Besides, I just took a quiz in CSS in Linkedin and I failed, so many CSS selector I have never seen, how could I improve my fundamentals of CSS as well? Is www.w3schools.com another good source to improve Html and CSS as well?
As I finished my unpaid-leaves, I started working again in my tiring job, 10hrs 6 days a week, I was only able to learn 2-3 hours a day, my progress dropped a lot, and when I did my Responsive Web Design revision during my transport time, I found out that I forgot quite a lot about Applied Visual Design Section. Haiz.
I am hoping to find a mentor to guide me. Do you manage to know where I could find one?
Hi, I once posted this reply on reddit, in case you missed it.
In my opinion, FCC JavaScript curriculum already covered the basics pretty well. My advice was based meant to supplement the FCC curriculum and by no means are they definitive. If there are jargon you don’t know, Google them until you do.
For things like CSS, HTML…etc. You can only really learn the basics and expand via repetitions.
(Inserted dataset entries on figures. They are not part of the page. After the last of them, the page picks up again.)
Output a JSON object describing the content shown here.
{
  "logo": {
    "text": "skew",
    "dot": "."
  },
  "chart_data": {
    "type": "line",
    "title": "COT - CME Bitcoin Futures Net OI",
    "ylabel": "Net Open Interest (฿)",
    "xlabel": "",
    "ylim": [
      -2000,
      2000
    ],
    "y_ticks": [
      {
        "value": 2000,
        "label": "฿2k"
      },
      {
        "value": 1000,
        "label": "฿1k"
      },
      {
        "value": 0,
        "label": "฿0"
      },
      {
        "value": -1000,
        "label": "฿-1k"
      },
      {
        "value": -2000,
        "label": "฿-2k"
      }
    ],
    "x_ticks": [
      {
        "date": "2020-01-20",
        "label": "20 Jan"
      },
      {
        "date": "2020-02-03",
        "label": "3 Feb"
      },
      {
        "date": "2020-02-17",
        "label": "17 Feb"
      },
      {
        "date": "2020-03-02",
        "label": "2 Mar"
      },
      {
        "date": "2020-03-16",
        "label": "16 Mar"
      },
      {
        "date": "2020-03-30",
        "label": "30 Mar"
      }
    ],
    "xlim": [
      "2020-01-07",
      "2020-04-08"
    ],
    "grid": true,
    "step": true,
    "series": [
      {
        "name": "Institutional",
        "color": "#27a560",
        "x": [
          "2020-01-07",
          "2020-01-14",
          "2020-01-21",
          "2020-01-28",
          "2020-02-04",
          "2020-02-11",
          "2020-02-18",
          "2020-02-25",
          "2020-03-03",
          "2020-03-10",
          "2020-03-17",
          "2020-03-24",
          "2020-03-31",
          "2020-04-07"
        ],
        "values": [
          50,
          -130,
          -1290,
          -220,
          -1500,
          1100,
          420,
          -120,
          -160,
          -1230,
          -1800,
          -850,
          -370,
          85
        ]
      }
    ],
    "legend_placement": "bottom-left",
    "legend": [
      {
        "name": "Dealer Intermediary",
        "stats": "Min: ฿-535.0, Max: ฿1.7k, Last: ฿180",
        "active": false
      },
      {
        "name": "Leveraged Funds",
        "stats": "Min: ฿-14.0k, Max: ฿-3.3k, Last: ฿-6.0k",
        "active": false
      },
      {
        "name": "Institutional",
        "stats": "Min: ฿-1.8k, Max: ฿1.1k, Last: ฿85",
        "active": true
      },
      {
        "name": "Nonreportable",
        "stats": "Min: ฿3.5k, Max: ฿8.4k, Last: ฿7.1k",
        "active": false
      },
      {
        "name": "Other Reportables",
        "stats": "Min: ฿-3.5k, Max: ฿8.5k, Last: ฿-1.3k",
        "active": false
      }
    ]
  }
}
Do something like daily CSS image or 100 days CSS challenge if you really wants to be good at CSS. You’re never going to memorize those thing. Having references like MDN and W3school while you work is fine. No one is going to judge you for not being able to name every CSS selector ever. Can you tell the difference between different displays and positions? Can you work with layouts like Grid and Flexbox? That’s far more practical.
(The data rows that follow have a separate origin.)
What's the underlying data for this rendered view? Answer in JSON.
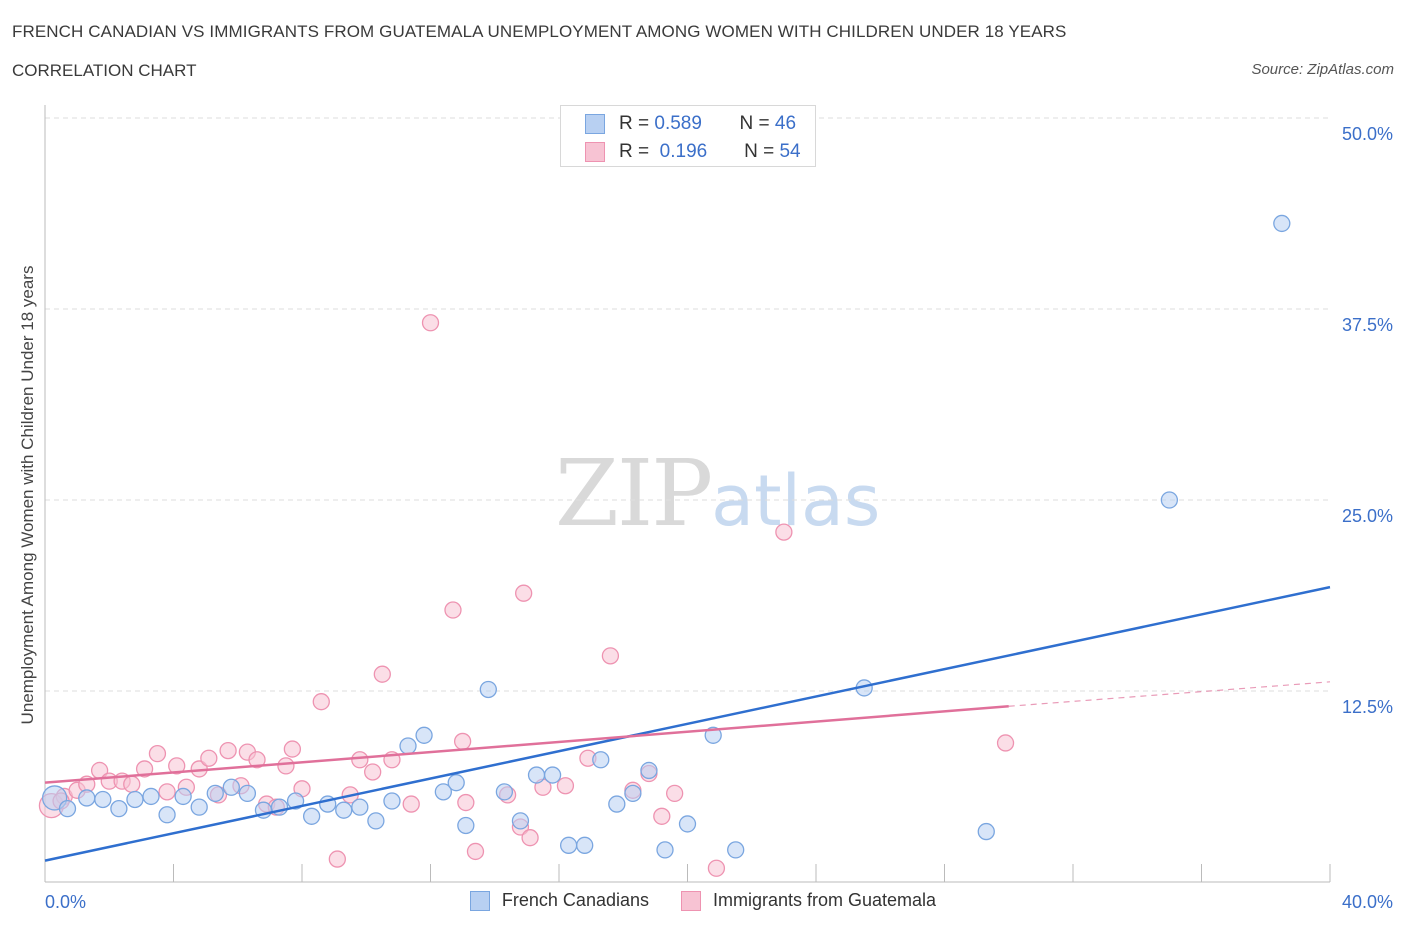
{
  "header": {
    "title": "FRENCH CANADIAN VS IMMIGRANTS FROM GUATEMALA UNEMPLOYMENT AMONG WOMEN WITH CHILDREN UNDER 18 YEARS",
    "subtitle": "CORRELATION CHART",
    "source": "Source: ZipAtlas.com"
  },
  "watermark": {
    "zip": "ZIP",
    "atlas": "atlas"
  },
  "legend": {
    "rows": [
      {
        "r_label": "R =",
        "r_value": "0.589",
        "n_label": "N =",
        "n_value": "46"
      },
      {
        "r_label": "R =",
        "r_value": "0.196",
        "n_label": "N =",
        "n_value": "54"
      }
    ]
  },
  "colors": {
    "blue_fill": "#b8d0f2",
    "blue_stroke": "#7aa6e0",
    "blue_line": "#2f6fcf",
    "pink_fill": "#f7c3d3",
    "pink_stroke": "#ee93b1",
    "pink_line": "#e0709a",
    "axis_text": "#3b6fc9",
    "grid": "#dedede"
  },
  "chart_data": {
    "type": "scatter",
    "title": "FRENCH CANADIAN VS IMMIGRANTS FROM GUATEMALA UNEMPLOYMENT AMONG WOMEN WITH CHILDREN UNDER 18 YEARS",
    "ylabel": "Unemployment Among Women with Children Under 18 years",
    "xlabel": "",
    "xlim": [
      0,
      40
    ],
    "ylim": [
      0,
      50
    ],
    "x_tick_labels": [
      "0.0%",
      "40.0%"
    ],
    "y_ticks": [
      12.5,
      25.0,
      37.5,
      50.0
    ],
    "y_tick_labels": [
      "12.5%",
      "25.0%",
      "37.5%",
      "50.0%"
    ],
    "grid": true,
    "legend_position": "top-center",
    "series": [
      {
        "name": "French Canadians",
        "r": 0.589,
        "n": 46,
        "trend": {
          "x0": 0,
          "y0": 1.4,
          "x1": 40,
          "y1": 19.3
        },
        "points": [
          [
            0.3,
            5.5
          ],
          [
            0.7,
            4.8
          ],
          [
            1.3,
            5.5
          ],
          [
            1.8,
            5.4
          ],
          [
            2.3,
            4.8
          ],
          [
            2.8,
            5.4
          ],
          [
            3.3,
            5.6
          ],
          [
            3.8,
            4.4
          ],
          [
            4.3,
            5.6
          ],
          [
            4.8,
            4.9
          ],
          [
            5.3,
            5.8
          ],
          [
            5.8,
            6.2
          ],
          [
            6.3,
            5.8
          ],
          [
            6.8,
            4.7
          ],
          [
            7.3,
            4.9
          ],
          [
            7.8,
            5.3
          ],
          [
            8.3,
            4.3
          ],
          [
            8.8,
            5.1
          ],
          [
            9.3,
            4.7
          ],
          [
            9.8,
            4.9
          ],
          [
            10.3,
            4.0
          ],
          [
            10.8,
            5.3
          ],
          [
            11.3,
            8.9
          ],
          [
            11.8,
            9.6
          ],
          [
            12.4,
            5.9
          ],
          [
            12.8,
            6.5
          ],
          [
            13.1,
            3.7
          ],
          [
            13.8,
            12.6
          ],
          [
            14.3,
            5.9
          ],
          [
            14.8,
            4.0
          ],
          [
            15.3,
            7.0
          ],
          [
            15.8,
            7.0
          ],
          [
            16.3,
            2.4
          ],
          [
            16.8,
            2.4
          ],
          [
            17.3,
            8.0
          ],
          [
            17.8,
            5.1
          ],
          [
            18.3,
            5.8
          ],
          [
            18.8,
            7.3
          ],
          [
            19.3,
            2.1
          ],
          [
            20.0,
            3.8
          ],
          [
            20.8,
            9.6
          ],
          [
            21.5,
            2.1
          ],
          [
            25.5,
            12.7
          ],
          [
            29.3,
            3.3
          ],
          [
            35.0,
            25.0
          ],
          [
            38.5,
            43.1
          ]
        ]
      },
      {
        "name": "Immigrants from Guatemala",
        "r": 0.196,
        "n": 54,
        "trend": {
          "x0": 0,
          "y0": 6.5,
          "x1": 30,
          "y1": 11.5,
          "dash_x1": 40,
          "dash_y1": 13.1
        },
        "points": [
          [
            0.2,
            5.0
          ],
          [
            0.6,
            5.6
          ],
          [
            1.0,
            6.0
          ],
          [
            1.3,
            6.4
          ],
          [
            1.7,
            7.3
          ],
          [
            2.0,
            6.6
          ],
          [
            2.4,
            6.6
          ],
          [
            2.7,
            6.4
          ],
          [
            3.1,
            7.4
          ],
          [
            3.5,
            8.4
          ],
          [
            3.8,
            5.9
          ],
          [
            4.1,
            7.6
          ],
          [
            4.4,
            6.2
          ],
          [
            4.8,
            7.4
          ],
          [
            5.1,
            8.1
          ],
          [
            5.4,
            5.7
          ],
          [
            5.7,
            8.6
          ],
          [
            6.1,
            6.3
          ],
          [
            6.3,
            8.5
          ],
          [
            6.6,
            8.0
          ],
          [
            6.9,
            5.1
          ],
          [
            7.2,
            4.9
          ],
          [
            7.5,
            7.6
          ],
          [
            7.7,
            8.7
          ],
          [
            8.0,
            6.1
          ],
          [
            8.6,
            11.8
          ],
          [
            9.1,
            1.5
          ],
          [
            9.5,
            5.7
          ],
          [
            9.8,
            8.0
          ],
          [
            10.2,
            7.2
          ],
          [
            10.5,
            13.6
          ],
          [
            10.8,
            8.0
          ],
          [
            11.4,
            5.1
          ],
          [
            12.0,
            36.6
          ],
          [
            12.7,
            17.8
          ],
          [
            13.1,
            5.2
          ],
          [
            13.4,
            2.0
          ],
          [
            13.0,
            9.2
          ],
          [
            14.4,
            5.7
          ],
          [
            14.8,
            3.6
          ],
          [
            14.9,
            18.9
          ],
          [
            15.1,
            2.9
          ],
          [
            15.5,
            6.2
          ],
          [
            16.2,
            6.3
          ],
          [
            16.9,
            8.1
          ],
          [
            17.6,
            14.8
          ],
          [
            18.3,
            6.0
          ],
          [
            18.8,
            7.1
          ],
          [
            19.2,
            4.3
          ],
          [
            19.6,
            5.8
          ],
          [
            20.9,
            0.9
          ],
          [
            23.0,
            22.9
          ],
          [
            29.9,
            9.1
          ],
          [
            0.5,
            5.3
          ]
        ]
      }
    ]
  }
}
You are going to forget things, skills decay when you’re not constantly using it. The only way to keep them sharp is to practice, projects, coding challenges… etc. You will have to relearn things as you go. I cannot stress this enough, it’s a marathon, not a sprint. You can only learn so much rushing through contents.
As far as mentorship goes, it kind of come down to your network and your social skills. Again, it’s tricky in this age of isolation, but look up your local coding community, reach out to people on LinkedIn .
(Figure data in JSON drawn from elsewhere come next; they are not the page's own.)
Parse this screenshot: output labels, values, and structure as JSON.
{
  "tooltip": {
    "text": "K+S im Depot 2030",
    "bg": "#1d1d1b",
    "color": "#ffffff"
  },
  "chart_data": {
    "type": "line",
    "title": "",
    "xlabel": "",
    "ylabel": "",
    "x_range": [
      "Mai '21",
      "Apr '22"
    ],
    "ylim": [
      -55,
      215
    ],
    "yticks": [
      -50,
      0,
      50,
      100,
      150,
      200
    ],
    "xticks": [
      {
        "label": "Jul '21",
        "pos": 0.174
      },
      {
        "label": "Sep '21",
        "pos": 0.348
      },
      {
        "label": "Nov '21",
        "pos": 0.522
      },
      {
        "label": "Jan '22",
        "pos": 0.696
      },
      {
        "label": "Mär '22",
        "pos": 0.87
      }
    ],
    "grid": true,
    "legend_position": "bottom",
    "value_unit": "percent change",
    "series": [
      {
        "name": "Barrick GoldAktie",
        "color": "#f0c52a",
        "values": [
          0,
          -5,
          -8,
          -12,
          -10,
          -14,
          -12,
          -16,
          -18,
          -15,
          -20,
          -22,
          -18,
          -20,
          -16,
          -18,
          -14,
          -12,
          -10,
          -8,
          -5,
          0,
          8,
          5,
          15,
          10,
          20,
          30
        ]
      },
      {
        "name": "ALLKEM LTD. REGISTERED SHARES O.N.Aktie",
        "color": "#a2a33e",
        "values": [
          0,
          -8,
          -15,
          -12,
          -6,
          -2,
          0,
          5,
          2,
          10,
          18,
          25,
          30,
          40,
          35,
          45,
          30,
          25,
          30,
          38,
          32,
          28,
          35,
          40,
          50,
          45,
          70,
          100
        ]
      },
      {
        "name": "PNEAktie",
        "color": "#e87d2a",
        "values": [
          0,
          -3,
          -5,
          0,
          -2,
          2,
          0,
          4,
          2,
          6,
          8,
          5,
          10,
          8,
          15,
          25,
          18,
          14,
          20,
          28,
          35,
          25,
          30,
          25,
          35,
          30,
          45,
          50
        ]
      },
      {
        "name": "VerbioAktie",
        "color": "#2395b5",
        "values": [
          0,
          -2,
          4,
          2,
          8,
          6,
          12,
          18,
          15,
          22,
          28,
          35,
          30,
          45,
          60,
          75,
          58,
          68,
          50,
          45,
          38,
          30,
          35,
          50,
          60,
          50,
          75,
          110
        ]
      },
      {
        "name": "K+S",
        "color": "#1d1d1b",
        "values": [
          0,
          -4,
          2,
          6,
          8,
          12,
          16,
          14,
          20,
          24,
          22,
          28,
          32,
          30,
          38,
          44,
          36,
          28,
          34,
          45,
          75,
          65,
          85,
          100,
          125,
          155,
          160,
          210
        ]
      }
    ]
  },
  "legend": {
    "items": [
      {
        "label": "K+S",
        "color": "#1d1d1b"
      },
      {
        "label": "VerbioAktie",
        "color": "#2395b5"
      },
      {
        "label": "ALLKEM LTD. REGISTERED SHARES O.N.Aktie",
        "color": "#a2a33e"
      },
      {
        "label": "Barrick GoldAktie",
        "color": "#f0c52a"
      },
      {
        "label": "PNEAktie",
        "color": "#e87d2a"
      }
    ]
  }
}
You and the person you connected with should have a pretty clear definition of what the relationship is from the onset. If your envisioning some sort of tutor for life that will dedicated his/her time to advance your skills and career for free, I’m afraid you are asking for the impossible. No one’s job is to be your Master Roshi for free, and you should be skeptical of anyone offers to be that. People lead busy lives and can only spend so much bandwidth to be invested in your life. The best they can do is help you with coding and learning when they are available, encourage you along the way and offer you guidance and hopefully open some doors for you in job searching.
This is the hard part of self-learning. Being discipline and accountable to both manage your life and keep yourself progressing.
Hi, thank you for your hearful advices.It is really inspiring. I think not only me but also others who is on this self-learning journey benefit from it.
I now spend 2-3hours per working day on coding. almost whole day on non-working day. it is tough and I sometimes wonder whether it worths, whether I will really achieve something from it. But it is really fulfilling. Especially I am currently doing those frontend projects. They are challenging but really fun. Build them from scratch. From like total lost, then have a rough idea, try some code here and there, and finally make them out, and have some idea how to improve them. Like the random quote i just completed, I spent few hours struggle with ajax and fetch method, but when i finally figured out how they work, it is really fulfilling.
Recently, I also bumped into university of people, wondering should i take a second degree on computer science as it is tuition-free, but it is a really long journey especially I am not a 19yo freshman anymore ORZ.
I still havent make up my mind, but I am a fan of this quote, “If you are really into something, you should die trying it.”